With permission, that is still well above the 0.02% and minus-0.58% yields on 10-year Japanese and German government bonds, respectively. But real yields in the U.S. are indeed lower on the basis of changing inflation, points to markets economist Simona Gambarini of Capital Economics. In the US, the consumer price index was 1.6% higher than a year earlier in November. That compares with some devastation in Japan and the eurozone.

It is very likely that this gap in real rates will soon decline. After all, the Fed promised in August to allow inflation to run above its 2% target for an extended period of time and not respond to falling unemployment with a preemptive rate hike. At the same time, peer-to-peer central banks around the world continue to target inflation rates of around 2% and fall far short of that.

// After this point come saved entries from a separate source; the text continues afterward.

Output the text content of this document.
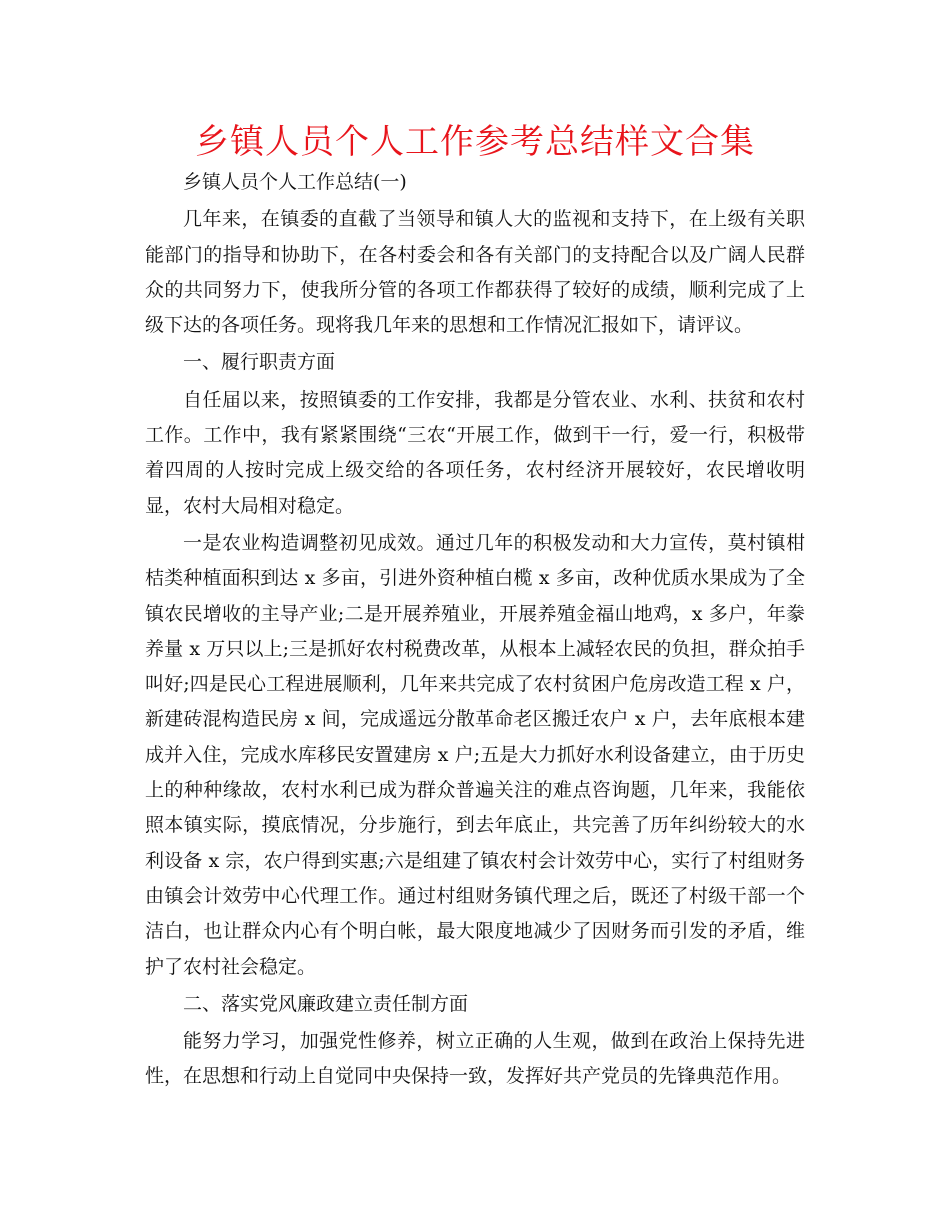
乡镇人员个人工作参考总结样文合集

乡镇人员个人工作总结(一)

几年来，在镇委的直截了当领导和镇人大的监视和支持下，在上级有关职能部门的指导和协助下，在各村委会和各有关部门的支持配合以及广阔人民群众的共同努力下，使我所分管的各项工作都获得了较好的成绩，顺利完成了上级下达的各项任务。现将我几年来的思想和工作情况汇报如下，请评议。

一、履行职责方面

自任届以来，按照镇委的工作安排，我都是分管农业、水利、扶贫和农村工作。工作中，我有紧紧围绕“三农“开展工作，做到干一行，爱一行，积极带着四周的人按时完成上级交给的各项任务，农村经济开展较好，农民增收明显，农村大局相对稳定。

一是农业构造调整初见成效。通过几年的积极发动和大力宣传，莫村镇柑桔类种植面积到达 x 多亩，引进外资种植白榄 x 多亩，改种优质水果成为了全镇农民增收的主导产业;二是开展养殖业，开展养殖金福山地鸡，x 多户，年豢养量 x 万只以上;三是抓好农村税费改革，从根本上减轻农民的负担，群众拍手叫好;四是民心工程进展顺利，几年来共完成了农村贫困户危房改造工程 x 户，新建砖混构造民房 x 间，完成遥远分散革命老区搬迁农户 x 户，去年底根本建成并入住，完成水库移民安置建房 x 户;五是大力抓好水利设备建立，由于历史上的种种缘故，农村水利已成为群众普遍关注的难点咨询题，几年来，我能依照本镇实际，摸底情况，分步施行，到去年底止，共完善了历年纠纷较大的水利设备 x 宗，农户得到实惠;六是组建了镇农村会计效劳中心，实行了村组财务由镇会计效劳中心代理工作。通过村组财务镇代理之后，既还了村级干部一个洁白，也让群众内心有个明白帐，最大限度地减少了因财务而引发的矛盾，维护了农村社会稳定。

二、落实党风廉政建立责任制方面

能努力学习，加强党性修养，树立正确的人生观，做到在政治上保持先进性，在思想和行动上自觉同中央保持一致，发挥好共产党员的先锋典范作用。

If markets feed it, they will not normally raise the dollar in response to strong inflation or U.S. growth data. This is why Steven Blitz, TS Lombard’s economist, is calling the new framework an effective end to the US government’s traditional “strong dollar” policy.

Consider, for example, how the market might react to a major stimulus package early in Biden’s administration. Large doses of deficit spending are generally seen as dollar-negative as they mean the U.S. needs to bring in more foreign savings. But stimulus could be seen as dollar-positive if it successfully stimulates U.S. growth. This time, however, the Fed has pledged not to raise preemptive rates in response to positive economic news, so a major stimulus package is likely to be undoubtedly negative for the dollar.

None of this has to be bad news for investors. Since most assets are priced in dollars, a weaker dollar often means higher asset prices on everything from stocks to commodities to emerging market bonds . Investors with net worth in dollars should ensure that they diversify, for example by not hedging whether money will appear on their holdings of foreign equity, says Brian Rose, Chief Economist , America at UBS Wealth Management.

The strong dollar may be permanent as a thing of the past. Investors are unlikely to miss it.

This story was published from a wire group group with no text changes.